Here’s a weight loss plan to brighten up your day! With this diet you won’t go hungry or loss muscle mass, you’ll get healthier and it’s easy on the pocket.

Here’s what you need to do, drink 2 of these diet shakes everyday containing high protein and less carbs with added omega-3s.  Enhance your shake with veggies or fruit. Have three other meals (snacks) a day. Keep your calorie intake to about 500 less per day than your break-even calorie level and you’ll lose about one pound of fat a week. It’s a very inhabitable plan that’s backed up by clinical research. Be certain to exercise at least three times a week and watch the weight magically fall off without drastic changes in your diet.

Choose the right protein

Choose the right protein

Protein will act as the base of your shake. You will need 20-30 grams of high quality protein per shake. The older you are the more protein you will need to help maintain muscle mass.

Whey Protein – Whey offers fullness. It digests easily and is one of the best proteins to build muscle mass. It contains 140 calories per 25gs.

Milk or protein blends – The protein present in milk is called Casein, it takes longer to digest making you feel full for longer.

Meal replacements – These consist of 250-300 calories containing whey and milk proteins. They also contain carbs, fiber and other essential nutrients.

Add a suitable amount of fiber

Adding fiber to your diet shake can help keep you feeling full for longer. Fiber tends to absorb water and expand inside the stomach which gives you the feeling of fullness. Fiber also helps regulate blood sugar levels after a meal. It’s recommended to intake at least 25gs of fiber every day.


Psyllium husk fiber is mainly a soluble fiber that absorbs about 50 times its weight in water. This helps create a bulkier, softer stool and minimizes constipation that is common during carbohydrate restriction. Add 1-3 teaspoons.


A study over an 8-week period showed those who took 2 capsules of this plant fiber before breakfast, lunch and dinner lost 5.5 pounds while the placebo group gained weight. Take it before a meal or add it to your shake by pulling apart two capsules and pouring in the fiber powder. It swells quickly so don’t save it to drink later.

Chia seeds

Just 1 tablespoon of these gluten-free seeds provide about 5g of fiber, 3g of protein and 2.5g of omega-3s. Stir in with just a spoon. No need to grind them. They swell up slower than other fibers, so you don’t need to drink it within a few minutes.

Add omega-3

Fat helps slow down the digestion process making you feel full for longer. It’s healthier to add some omega- 3 fats into these shakes. If you take flax seed oil add about 1 spoon which contains 120 calories. On the other hand if you use fish oil, one tablespoon contains 45 calories. A consistent amount would be 1-3gs a day.

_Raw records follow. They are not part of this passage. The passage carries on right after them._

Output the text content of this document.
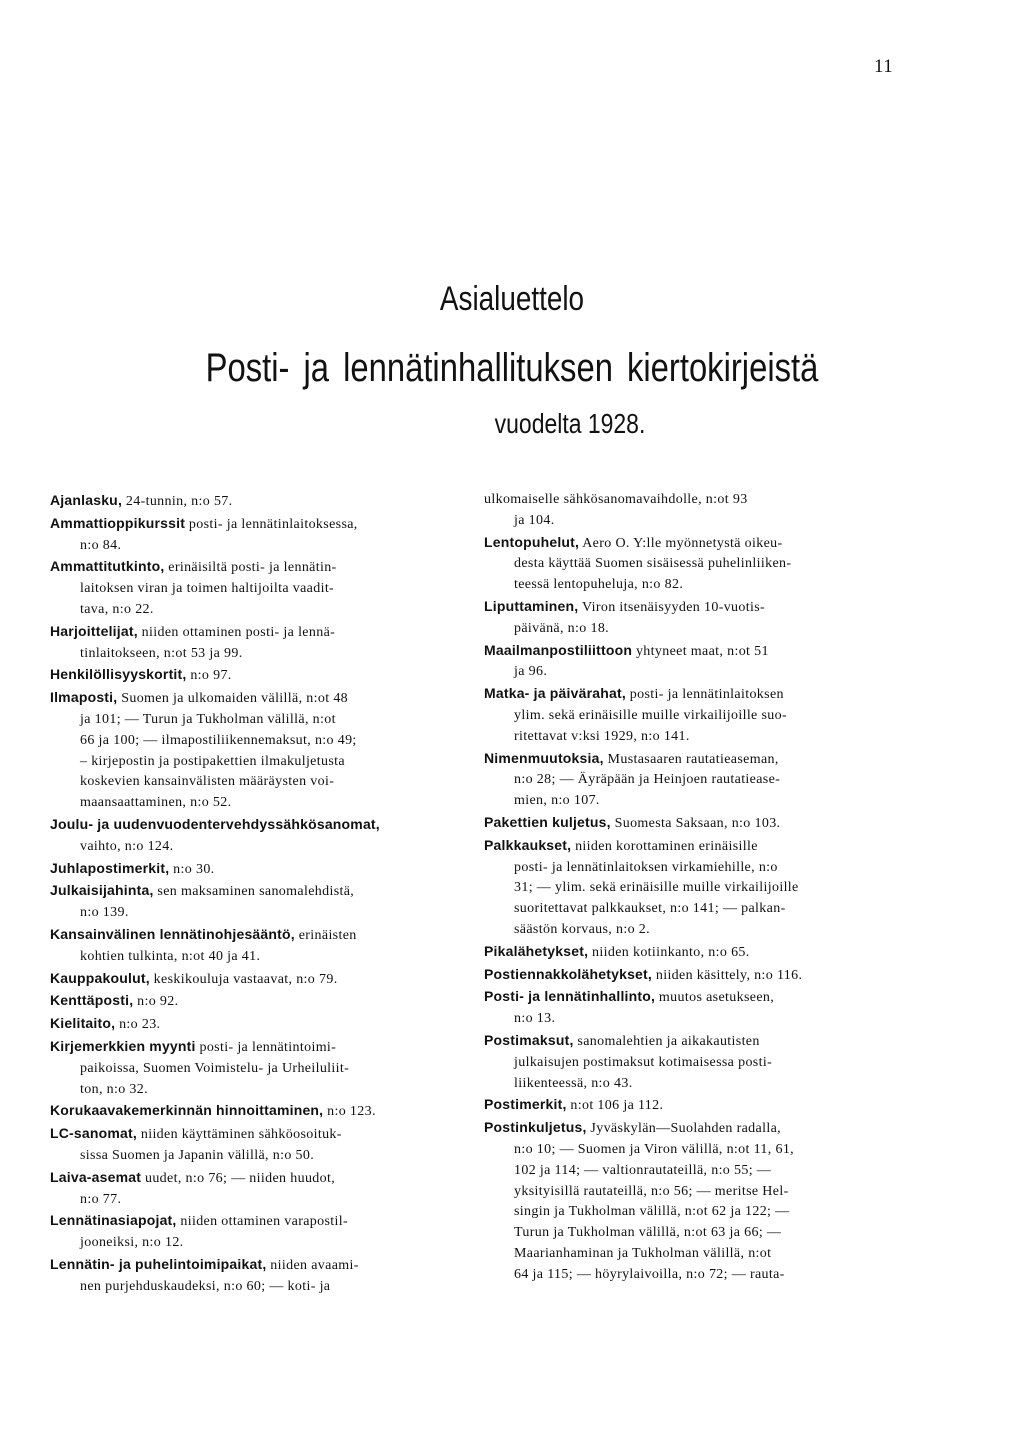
11
Asialuettelo
Posti- ja lennätinhallituksen kiertokirjeistä
vuodelta 1928.

Ajanlasku, 24-tunnin, n:o 57.

Ammattioppikurssit posti- ja lennätinlaitoksessa,
n:o 84.

Ammattitutkinto, erinäisiltä posti- ja lennätin-
laitoksen viran ja toimen haltijoilta vaadit-
tava, n:o 22.

Harjoittelijat, niiden ottaminen posti- ja lennä-
tinlaitokseen, n:ot 53 ja 99.

Henkilöllisyyskortit, n:o 97.

Ilmaposti, Suomen ja ulkomaiden välillä, n:ot 48
ja 101; — Turun ja Tukholman välillä, n:ot
66 ja 100; — ilmapostiliikennemaksut, n:o 49;
– kirjepostin ja postipakettien ilmakuljetusta
koskevien kansainvälisten määräysten voi-
maansaattaminen, n:o 52.

Joulu- ja uudenvuodentervehdyssähkösanomat,
vaihto, n:o 124.

Juhlapostimerkit, n:o 30.

Julkaisijahinta, sen maksaminen sanomalehdistä,
n:o 139.

Kansainvälinen lennätinohjesääntö, erinäisten
kohtien tulkinta, n:ot 40 ja 41.

Kauppakoulut, keskikouluja vastaavat, n:o 79.

Kenttäposti, n:o 92.

Kielitaito, n:o 23.

Kirjemerkkien myynti posti- ja lennätintoimi-
paikoissa, Suomen Voimistelu- ja Urheiluliit-
ton, n:o 32.

Korukaavakemerkinnän hinnoittaminen, n:o 123.

LC-sanomat, niiden käyttäminen sähköosoituk-
sissa Suomen ja Japanin välillä, n:o 50.

Laiva-asemat uudet, n:o 76; — niiden huudot,
n:o 77.

Lennätinasiapojat, niiden ottaminen varapostil-
jooneiksi, n:o 12.

Lennätin- ja puhelintoimipaikat, niiden avaami-
nen purjehduskaudeksi, n:o 60; — koti- ja

ulkomaiselle sähkösanomavaihdolle, n:ot 93
ja 104.

Lentopuhelut, Aero O. Y:lle myönnetystä oikeu-
desta käyttää Suomen sisäisessä puhelinliiken-
teessä lentopuheluja, n:o 82.

Liputtaminen, Viron itsenäisyyden 10-vuotis-
päivänä, n:o 18.

Maailmanpostiliittoon yhtyneet maat, n:ot 51
ja 96.

Matka- ja päivärahat, posti- ja lennätinlaitoksen
ylim. sekä erinäisille muille virkailijoille suo-
ritettavat v:ksi 1929, n:o 141.

Nimenmuutoksia, Mustasaaren rautatieaseman,
n:o 28; — Äyräpään ja Heinjoen rautatiease-
mien, n:o 107.

Pakettien kuljetus, Suomesta Saksaan, n:o 103.

Palkkaukset, niiden korottaminen erinäisille
posti- ja lennätinlaitoksen virkamiehille, n:o
31; — ylim. sekä erinäisille muille virkailijoille
suoritettavat palkkaukset, n:o 141; — palkan-
säästön korvaus, n:o 2.

Pikalähetykset, niiden kotiinkanto, n:o 65.

Postiennakkolähetykset, niiden käsittely, n:o 116.

Posti- ja lennätinhallinto, muutos asetukseen,
n:o 13.

Postimaksut, sanomalehtien ja aikakautisten
julkaisujen postimaksut kotimaisessa posti-
liikenteessä, n:o 43.

Postimerkit, n:ot 106 ja 112.

Postinkuljetus, Jyväskylän—Suolahden radalla,
n:o 10; — Suomen ja Viron välillä, n:ot 11, 61,
102 ja 114; — valtionrautateillä, n:o 55; —
yksityisillä rautateillä, n:o 56; — meritse Hel-
singin ja Tukholman välillä, n:ot 62 ja 122; —
Turun ja Tukholman välillä, n:ot 63 ja 66; —
Maarianhaminan ja Tukholman välillä, n:ot
64 ja 115; — höyrylaivoilla, n:o 72; — rauta-
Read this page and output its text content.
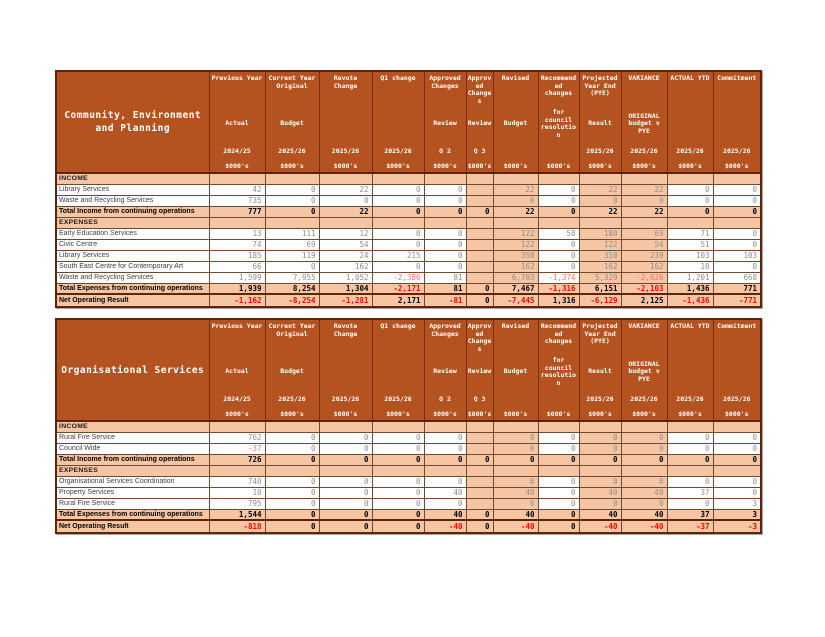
Community, Environment and Planning

Previous Year
Actual
2024/25
$000's

Current Year Original
Budget
2025/26
$000's

Revote Change
2025/26
$000's

Q1 change
2025/26
$000's

Approved Changes
Review
Q 2
$000's

Approved Changes
Review
Q 3
$000's

Revised
Budget
$000's

Recommended changes
for council resolution
$000's

Projected Year End (PYE)
Result
2025/26
$000's

VARIANCE
ORIGINAL budget v PYE
2025/26
$000's

ACTUAL YTD
2025/26
$000's

Commitment
2025/26
$000's

INCOME												
Library Services	42	0	22	0	0		22	0	22	22	0	0
Waste and Recycling Services	735	0	0	0	0		0	0	0	0	0	0
Total Income from continuing operations	777	0	22	0	0	0	22	0	22	22	0	0
EXPENSES												
Early Education Services	13	111	12	0	0		122	58	180	69	71	0
Civic Centre	74	69	54	0	0		122	0	122	54	51	0
Library Services	185	119	24	215	0		358	0	358	239	103	103
South East Centre for Contemporary Art	66	0	162	0	0		162	0	162	162	10	0
Waste and Recycling Services	1,599	7,955	1,052	-2,386	81		6,703	-1,374	5,329	-2,626	1,201	668
Total Expenses from continuing operations	1,939	8,254	1,304	-2,171	81	0	7,467	-1,316	6,151	-2,103	1,436	771
Net Operating Result	-1,162	-8,254	-1,281	2,171	-81	0	-7,445	1,316	-6,129	2,125	-1,436	-771
Organisational Services

Previous Year
Actual
2024/25
$000's

Current Year Original
Budget
2025/26
$000's

Revote Change
2025/26
$000's

Q1 change
2025/26
$000's

Approved Changes
Review
Q 2
$000's

Approved Changes
Review
Q 3
$000's

Revised
Budget
$000's

Recommended changes
for council resolution
$000's

Projected Year End (PYE)
Result
2025/26
$000's

VARIANCE
ORIGINAL budget v PYE
2025/26
$000's

ACTUAL YTD
2025/26
$000's

Commitment
2025/26
$000's

INCOME												
Rural Fire Service	762	0	0	0	0		0	0	0	0	0	0
Council Wide	-37	0	0	0	0		0	0	0	0	0	0
Total Income from continuing operations	726	0	0	0	0	0	0	0	0	0	0	0
EXPENSES												
Organisational Services Coordination	740	0	0	0	0		0	0	0	0	0	0
Property Services	10	0	0	0	40		40	0	40	40	37	0
Rural Fire Service	795	0	0	0	0		0	0	0	0	0	3
Total Expenses from continuing operations	1,544	0	0	0	40	0	40	0	40	40	37	3
Net Operating Result	-818	0	0	0	-40	0	-40	0	-40	-40	-37	-3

How much weight will you lose?

  • Drinking 2 whey protein shakes a day can help you lose up to 5 pounds.
  • Drinking 2 meal replacement shakes can help you lose up to 6 pounds.
  • You can lose 25 pounds a year by having 1 meal replacement shake a day.

Protein, carbs and fat guide

Intake about 75-175gs of protein a day. Protein prevents you from losing muscle mass so you lose fat not muscle. Every individual should intake 0.5-1g of protein per pound of their body weight.

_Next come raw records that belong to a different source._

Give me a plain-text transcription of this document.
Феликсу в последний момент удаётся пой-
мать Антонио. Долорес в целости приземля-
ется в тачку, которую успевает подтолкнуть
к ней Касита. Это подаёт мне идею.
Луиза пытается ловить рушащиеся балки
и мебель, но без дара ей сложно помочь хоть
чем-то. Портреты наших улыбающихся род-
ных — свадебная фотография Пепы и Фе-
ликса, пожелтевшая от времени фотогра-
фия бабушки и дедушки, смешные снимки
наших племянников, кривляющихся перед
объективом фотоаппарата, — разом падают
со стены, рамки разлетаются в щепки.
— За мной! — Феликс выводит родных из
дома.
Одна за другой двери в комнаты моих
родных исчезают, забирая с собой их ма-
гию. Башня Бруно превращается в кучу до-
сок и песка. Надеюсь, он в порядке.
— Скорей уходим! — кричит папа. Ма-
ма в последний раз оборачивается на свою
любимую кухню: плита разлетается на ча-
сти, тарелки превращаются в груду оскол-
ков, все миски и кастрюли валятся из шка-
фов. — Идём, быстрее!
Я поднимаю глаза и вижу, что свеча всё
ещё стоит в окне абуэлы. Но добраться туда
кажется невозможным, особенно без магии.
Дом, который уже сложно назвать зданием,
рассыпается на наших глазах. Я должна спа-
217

To lose weight efficiently you need to control your carb intake to 50-200gs every day. Your protein and fat intake will remain constant. Eat plenty of fiber-rich vegetables, but avoid grains, pasta, potatoes, rice, bread, junk food, high-glycemic sugary carbs and all forms of sugar. Add berries or fruit to your shake, but do so sparingly as they have natural sugars. Avoid high glycemic index fruit.

Eat healthy fats

Consume 40-90gs of fat every day. Use olive oil or flax oil in your salads, add coconut oil to your shakes and while cooking. Eat omega-3 fats. Reduce omega-6 fat intake (such as safflower, sunflower and corn oil). Avoid unhealthy fats from foods like french fries, fried food, margarine and all hydrogenated oils (trans fats).

Other things to follow

Don’t eat 2 hours before workouts and 1 hour after to maximize fat burning. Eating right after a workout slows down fat-burning.

Take a multi-vitamin to make up for the lack of micronutrients typical of a low calorie diet.

Consider additional supplements like green tea, CLA, garcinia cambogia or others to speed up the fat burning process.